Ahora mismo, en plena modernidad, hay gente que se opone a que sus hijos sean vacunados. Y, miren ustedes, ni la muerte de algunos pequeños en varios países (en España, falleció un chico de 6 años, infectado de difteria) pareciera ser un argumento lo suficientemente categórico como para que el Estado —debiendo intervenir cuando unos padres supersticiosos ponen en riesgo la vida de niños indefensos negándoles una transfusión, una vacuna o un tratamiento médico determinado— decrete la obligatoriedad, pura y simple, de esa vacunación universal gracias a la cual se han erradicado terribles enfermedades como la poliomielitis, el sarampión, la viruela (que causaba 5 millones de muertes al año en el planeta), la tos ferina o la difteria.
Algún caso habrá de reacciones secundarias luego de la aplicación de ciertas vacunas, pero la especie de que provocan autismo o de que pueden ser mortales no debiera desatar una reacción obstruccionista que, de propagarse, causaría daños terribles no sólo a los primerísimos afectados, los niños sin vacunas, sino a la población en general.

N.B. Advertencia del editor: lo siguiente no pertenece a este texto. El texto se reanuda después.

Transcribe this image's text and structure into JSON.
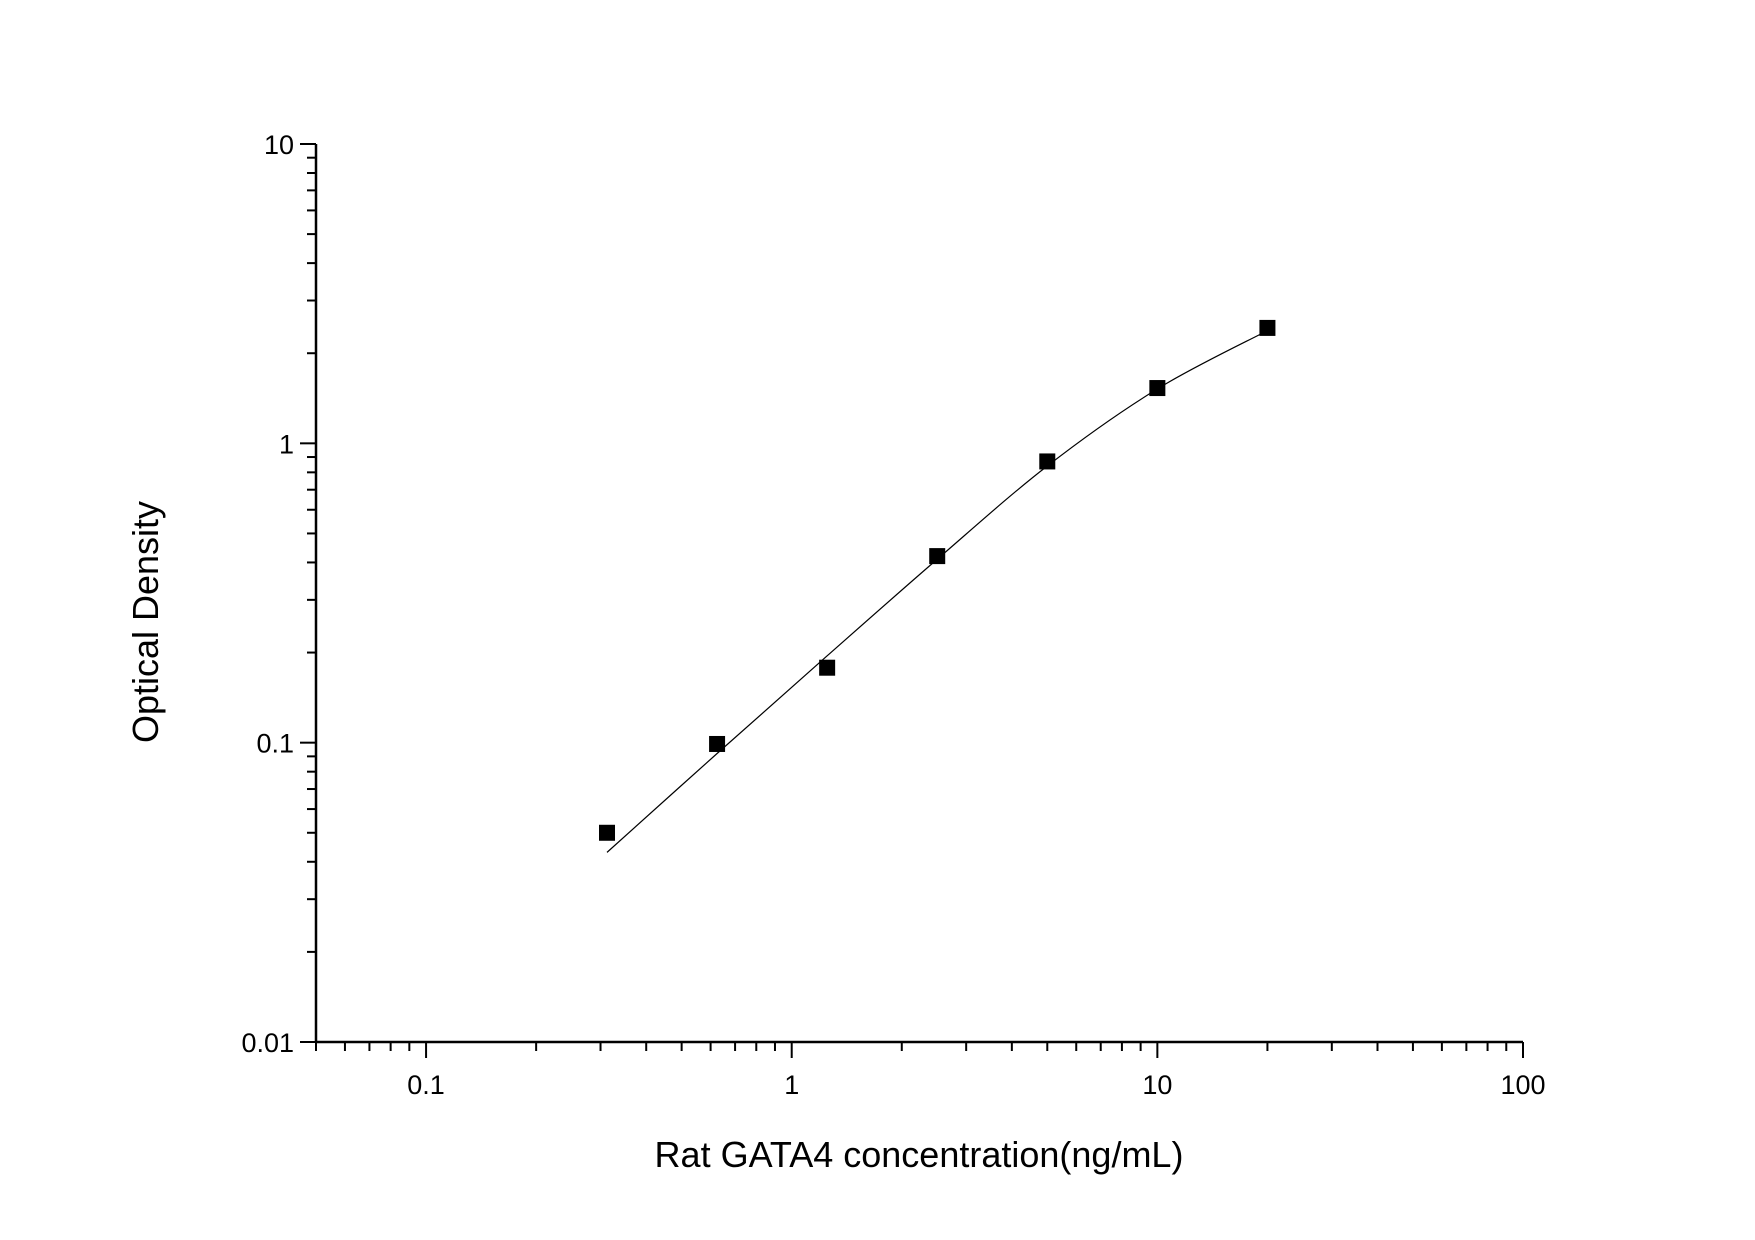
{
  "chart_data": {
    "type": "scatter",
    "title": "",
    "xlabel": "Rat GATA4 concentration(ng/mL)",
    "ylabel": "Optical Density",
    "x_scale": "log",
    "y_scale": "log",
    "xlim": [
      0.05,
      100
    ],
    "ylim": [
      0.01,
      10
    ],
    "x_ticks": [
      0.1,
      1,
      10,
      100
    ],
    "x_tick_labels": [
      "0.1",
      "1",
      "10",
      "100"
    ],
    "y_ticks": [
      0.01,
      0.1,
      1,
      10
    ],
    "y_tick_labels": [
      "0.01",
      "0.1",
      "1",
      "10"
    ],
    "grid": false,
    "legend": "none",
    "marker": "square",
    "marker_color": "#000000",
    "line_color": "#000000",
    "series": [
      {
        "x": [
          0.3125,
          0.625,
          1.25,
          2.5,
          5,
          10,
          20
        ],
        "y": [
          0.05,
          0.099,
          0.178,
          0.42,
          0.87,
          1.53,
          2.43
        ]
      }
    ],
    "fit_curve": {
      "x": [
        0.3125,
        0.625,
        1.25,
        2.5,
        5,
        10,
        20
      ],
      "y": [
        0.043,
        0.092,
        0.195,
        0.41,
        0.84,
        1.52,
        2.38
      ]
    }
  }
}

Y, pues sí, volviendo al asunto de los organismos genéticamente modificados —que son, de hecho, necesarísimos, aparte de forzosos, porque la población mundial se está multiplicando por encima de las capacidades productivas de la agricultura planetaria—, vendrían, justamente, a solucionar problemas como la vulnerabilidad de los cultivos a las plagas, los bajos rendimientos o el uso excesivo de agroquímicos, por no hablar de la toxicidad de los herbicidas que hay que utilizar cuando los cultivos no son resistentes.
El simple hecho de que los antiguos seleccionaran ciertas plantas en vez de otras, hace 12 mil años, significó una modificación genética. Pero, en fin, el gen del oscurantismo ese sí que sigue ahí, inmodificable, entre nosotros.